Эти слова довольно точно отражали то, чем занимался Родригес последние полгода. Одна самоубийственная операция следовала за другой, бои в руинах городов сменялись многочасовым выжиданием в заминированных джунглях, где неверное движение убивало с такой же вероятностью, что и падение с "Эмпайр Стейт Билдинг" или отравление ядом листолаза…

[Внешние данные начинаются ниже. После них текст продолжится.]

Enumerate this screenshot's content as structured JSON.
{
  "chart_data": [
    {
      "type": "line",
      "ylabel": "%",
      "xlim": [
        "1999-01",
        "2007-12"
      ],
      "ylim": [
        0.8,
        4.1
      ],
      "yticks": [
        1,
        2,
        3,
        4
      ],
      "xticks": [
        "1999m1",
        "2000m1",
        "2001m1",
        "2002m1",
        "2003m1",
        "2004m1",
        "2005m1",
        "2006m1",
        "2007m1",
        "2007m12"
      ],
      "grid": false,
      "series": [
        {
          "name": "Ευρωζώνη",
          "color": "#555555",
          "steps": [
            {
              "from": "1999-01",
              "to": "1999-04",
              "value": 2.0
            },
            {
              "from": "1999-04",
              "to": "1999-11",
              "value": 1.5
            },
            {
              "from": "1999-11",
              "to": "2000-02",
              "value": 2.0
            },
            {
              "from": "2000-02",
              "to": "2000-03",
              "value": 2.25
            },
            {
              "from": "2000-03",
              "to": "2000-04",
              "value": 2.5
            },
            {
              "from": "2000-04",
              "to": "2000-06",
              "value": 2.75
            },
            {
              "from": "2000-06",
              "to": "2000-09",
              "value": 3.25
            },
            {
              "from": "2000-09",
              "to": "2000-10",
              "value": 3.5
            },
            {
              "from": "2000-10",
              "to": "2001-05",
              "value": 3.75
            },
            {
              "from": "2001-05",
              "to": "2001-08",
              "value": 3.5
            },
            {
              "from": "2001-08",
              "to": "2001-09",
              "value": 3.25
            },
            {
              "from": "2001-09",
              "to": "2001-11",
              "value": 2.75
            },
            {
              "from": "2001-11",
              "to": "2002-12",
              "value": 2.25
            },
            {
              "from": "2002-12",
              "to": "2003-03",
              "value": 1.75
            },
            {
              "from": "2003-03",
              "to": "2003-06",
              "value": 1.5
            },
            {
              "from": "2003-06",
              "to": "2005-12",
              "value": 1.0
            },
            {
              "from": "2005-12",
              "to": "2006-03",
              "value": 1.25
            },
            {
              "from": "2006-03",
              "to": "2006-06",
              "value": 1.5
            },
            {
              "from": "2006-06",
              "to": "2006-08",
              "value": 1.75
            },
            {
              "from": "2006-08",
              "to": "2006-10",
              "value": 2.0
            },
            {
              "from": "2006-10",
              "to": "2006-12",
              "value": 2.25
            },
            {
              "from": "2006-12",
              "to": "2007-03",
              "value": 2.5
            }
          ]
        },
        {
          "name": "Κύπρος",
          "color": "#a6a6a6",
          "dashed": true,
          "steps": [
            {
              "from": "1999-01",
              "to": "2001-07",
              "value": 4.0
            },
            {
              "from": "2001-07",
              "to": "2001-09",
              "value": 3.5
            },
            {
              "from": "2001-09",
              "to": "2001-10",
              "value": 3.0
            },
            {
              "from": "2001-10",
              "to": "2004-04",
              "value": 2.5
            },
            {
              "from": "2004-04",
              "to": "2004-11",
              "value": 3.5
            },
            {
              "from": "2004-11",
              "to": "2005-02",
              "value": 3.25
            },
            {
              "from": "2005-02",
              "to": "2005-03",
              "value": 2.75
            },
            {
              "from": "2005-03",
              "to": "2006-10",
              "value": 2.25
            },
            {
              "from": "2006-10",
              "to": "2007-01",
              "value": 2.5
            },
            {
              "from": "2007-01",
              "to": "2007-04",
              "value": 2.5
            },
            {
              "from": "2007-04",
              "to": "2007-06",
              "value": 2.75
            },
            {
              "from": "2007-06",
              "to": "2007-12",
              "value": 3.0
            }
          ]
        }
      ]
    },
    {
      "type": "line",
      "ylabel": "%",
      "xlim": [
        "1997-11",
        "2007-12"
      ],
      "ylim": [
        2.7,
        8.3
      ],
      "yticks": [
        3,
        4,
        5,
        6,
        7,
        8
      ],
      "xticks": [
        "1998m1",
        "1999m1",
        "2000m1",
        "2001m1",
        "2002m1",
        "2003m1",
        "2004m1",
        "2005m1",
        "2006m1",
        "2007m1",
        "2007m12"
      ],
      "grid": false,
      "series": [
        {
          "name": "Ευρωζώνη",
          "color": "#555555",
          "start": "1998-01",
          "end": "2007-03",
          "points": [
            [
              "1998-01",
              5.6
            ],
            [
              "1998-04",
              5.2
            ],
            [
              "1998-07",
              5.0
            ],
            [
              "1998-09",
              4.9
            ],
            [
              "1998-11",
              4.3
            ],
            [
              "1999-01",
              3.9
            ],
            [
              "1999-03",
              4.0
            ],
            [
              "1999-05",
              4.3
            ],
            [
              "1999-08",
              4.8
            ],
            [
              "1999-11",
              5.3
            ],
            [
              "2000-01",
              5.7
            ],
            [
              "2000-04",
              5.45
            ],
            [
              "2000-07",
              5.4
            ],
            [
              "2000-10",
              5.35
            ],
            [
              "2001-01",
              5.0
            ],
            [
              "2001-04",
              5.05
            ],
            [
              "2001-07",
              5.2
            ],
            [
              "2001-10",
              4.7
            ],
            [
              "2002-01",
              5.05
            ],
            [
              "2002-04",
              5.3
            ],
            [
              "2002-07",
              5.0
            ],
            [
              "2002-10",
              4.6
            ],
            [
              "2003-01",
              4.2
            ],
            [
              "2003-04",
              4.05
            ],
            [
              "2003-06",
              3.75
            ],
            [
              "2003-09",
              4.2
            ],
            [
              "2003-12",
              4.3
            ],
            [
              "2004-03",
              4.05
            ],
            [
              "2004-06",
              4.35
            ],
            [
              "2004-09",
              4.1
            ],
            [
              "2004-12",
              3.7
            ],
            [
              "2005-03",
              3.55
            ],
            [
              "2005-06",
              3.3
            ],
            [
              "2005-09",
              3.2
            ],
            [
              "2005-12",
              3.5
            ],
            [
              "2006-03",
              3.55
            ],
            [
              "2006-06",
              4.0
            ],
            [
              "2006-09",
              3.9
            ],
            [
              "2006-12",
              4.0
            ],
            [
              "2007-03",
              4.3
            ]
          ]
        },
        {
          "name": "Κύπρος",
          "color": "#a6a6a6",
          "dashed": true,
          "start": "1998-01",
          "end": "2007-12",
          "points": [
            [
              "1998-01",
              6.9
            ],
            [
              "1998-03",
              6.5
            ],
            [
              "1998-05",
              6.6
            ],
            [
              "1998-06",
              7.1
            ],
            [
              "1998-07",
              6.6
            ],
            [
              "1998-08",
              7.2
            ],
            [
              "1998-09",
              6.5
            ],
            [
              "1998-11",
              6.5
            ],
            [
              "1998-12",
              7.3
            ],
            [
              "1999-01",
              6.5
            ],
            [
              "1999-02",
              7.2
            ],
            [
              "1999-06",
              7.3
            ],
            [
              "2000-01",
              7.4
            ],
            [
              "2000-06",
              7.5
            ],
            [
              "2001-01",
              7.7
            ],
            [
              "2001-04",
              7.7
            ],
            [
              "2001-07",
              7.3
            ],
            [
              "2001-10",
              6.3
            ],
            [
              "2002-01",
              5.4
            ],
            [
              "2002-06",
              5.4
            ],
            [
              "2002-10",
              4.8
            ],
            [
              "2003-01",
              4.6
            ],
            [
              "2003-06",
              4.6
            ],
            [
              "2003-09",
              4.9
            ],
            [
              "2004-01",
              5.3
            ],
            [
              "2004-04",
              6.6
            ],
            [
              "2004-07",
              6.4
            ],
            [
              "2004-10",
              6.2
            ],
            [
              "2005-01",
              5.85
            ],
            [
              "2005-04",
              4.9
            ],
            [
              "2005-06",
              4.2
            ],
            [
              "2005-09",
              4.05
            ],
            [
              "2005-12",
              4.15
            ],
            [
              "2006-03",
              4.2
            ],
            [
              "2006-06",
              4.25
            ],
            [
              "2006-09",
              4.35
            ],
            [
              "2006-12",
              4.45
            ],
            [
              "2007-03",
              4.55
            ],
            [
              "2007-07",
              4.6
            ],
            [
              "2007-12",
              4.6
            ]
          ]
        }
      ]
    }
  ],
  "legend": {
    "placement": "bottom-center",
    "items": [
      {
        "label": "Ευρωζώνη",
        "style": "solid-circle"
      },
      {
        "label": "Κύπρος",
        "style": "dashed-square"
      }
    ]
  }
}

Рикардо не заметил, как война обожгла его душу своим дыханием, не заметил, когда это произошло. Может быть, в Панаме, где он убивал спящих летчиков, или в Аргентине, где он потерял множество своих людей. Или здесь, в Рио, когда увидел мертвую семью, где молодая мать – на вид совсем еще девчонка – пыталась закрыть своего ребенка от падающей с небес смерти. Безуспешно, естественно. И эта картина – прошитая арматурой детская кроватка и пришпиленные к ней тела матери и ребенка – она преследовала бывалого вояку во снах.
Нынешняя операция была ничуть не проще. Группе Родригеса полагалось устранить генерала Паттона, приехавшего в группу армий "Рио" в качестве ее нового командующего.
Само по себе это тайной не являлось. Тайной было время его прибытия и, что еще более важно, поддастся ли он своей привычке объезжать фронтовые подразделения на самой передовой.
Как выяснилось после допроса одного из взятых диверсантами в плен офицеров янки, отказываться от своих привычек Паттон не собирался.
"Не боялся желтых обезьян, не испугаюсь и нежно-коричневых", – в своем стиле заметил вернувшийся из Европы генерал, не упомянув, однако, про похожие свои высказывания относительно русских войск. "Дойду до Сталинграда за месяц-другой", "комми будут бежать от меня с такой скоростью, что сотрут сапоги в пыль" – интересно, и куда вся эта уверенность делась после начала войны с Союзом?